More particularly, as depicted by way of example in FIG. 9, round wire conductors 12 can be seated as described previously within preformed channels 20 of a lower Kapton film ply 14, wherein the round wire conductors 12 project substantially beyond the underlying aligned ends of the lower ply 14 and the forming die 22. The preformed lower ply 14 and the seated conductors 12 can then be covered by a suitable adhesive substance and an overlying upper Kapton film ply 16, followed by placement of the upper platen 28, generally as described above, but with the upper ply 16 and upper platen 28 terminating in longitudinal misalignment relative to the lower ply 14. A thermal bonding step as previously described can then be performed to provide a conductor cable segment with longitudinally misaligned lower and upper plies 14 and 16.

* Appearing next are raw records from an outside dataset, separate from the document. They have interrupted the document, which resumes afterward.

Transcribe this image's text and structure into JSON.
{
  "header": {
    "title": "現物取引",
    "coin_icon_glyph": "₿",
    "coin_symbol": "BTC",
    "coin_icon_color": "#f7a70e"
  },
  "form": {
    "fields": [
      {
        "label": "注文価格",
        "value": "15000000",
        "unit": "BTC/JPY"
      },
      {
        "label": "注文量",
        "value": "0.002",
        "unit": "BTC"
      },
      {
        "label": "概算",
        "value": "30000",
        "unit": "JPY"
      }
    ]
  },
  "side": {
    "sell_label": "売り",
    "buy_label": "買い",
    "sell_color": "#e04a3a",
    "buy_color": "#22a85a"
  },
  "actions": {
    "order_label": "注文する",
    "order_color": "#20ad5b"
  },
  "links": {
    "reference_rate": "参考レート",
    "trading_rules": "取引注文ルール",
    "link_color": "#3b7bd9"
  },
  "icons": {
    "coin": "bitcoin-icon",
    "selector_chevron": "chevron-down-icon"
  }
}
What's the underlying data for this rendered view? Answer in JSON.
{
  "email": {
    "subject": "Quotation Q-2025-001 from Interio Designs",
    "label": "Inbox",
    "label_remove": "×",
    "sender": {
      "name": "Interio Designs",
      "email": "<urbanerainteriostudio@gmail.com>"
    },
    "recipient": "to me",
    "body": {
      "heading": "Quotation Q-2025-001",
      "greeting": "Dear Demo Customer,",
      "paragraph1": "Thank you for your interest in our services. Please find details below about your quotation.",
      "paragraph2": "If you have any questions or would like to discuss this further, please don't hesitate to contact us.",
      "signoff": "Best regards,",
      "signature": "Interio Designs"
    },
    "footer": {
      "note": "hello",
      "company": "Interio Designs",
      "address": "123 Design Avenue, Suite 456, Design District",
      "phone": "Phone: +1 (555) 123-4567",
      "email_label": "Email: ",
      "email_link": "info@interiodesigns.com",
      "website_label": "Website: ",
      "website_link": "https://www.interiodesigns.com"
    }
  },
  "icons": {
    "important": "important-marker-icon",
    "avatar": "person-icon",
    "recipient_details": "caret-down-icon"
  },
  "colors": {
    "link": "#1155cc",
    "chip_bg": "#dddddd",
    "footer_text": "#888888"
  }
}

The thus-formed cable segment is then positioned in end-to-end relation with an adjacent lower Kapton film ply 14' having preformed channels 20' and carried by an adjacent identical forming die 22 to permit seating of the conductors 12 within the aligned channels 20', as shown in FIG. 10. A second upper ply 16' and associated adhesive substance are then placed in overlying relation with the exposed portions of the lower plies 14 and 14', as viewed in FIG. 11, and this second upper ply 16' is covered by the upper platen 28 for performance of a subsequent thermal bonding step. An elongated conductor cable is thus formed having lower Kapton film plies 14 and 14' and upper film plies 16 and 16' disposed respectively in end-to-end relation but with the upper and lower ply ends longitudinally misaligned relative to each other. The conductor cable segments are thus interconnected in a secure and stable manner while permitting use of continuous round wire conductors 12 thereby permitting manufacture of a conductor cable of any desired length.
A variety of modifications and improvements to the conductor cable 10 and manufacturing method of the present invention as described above will be apparent to those skilled in the art. Accordingly, no limitation on the invention is intended by way of the description herein, except as set forth in the appended claims.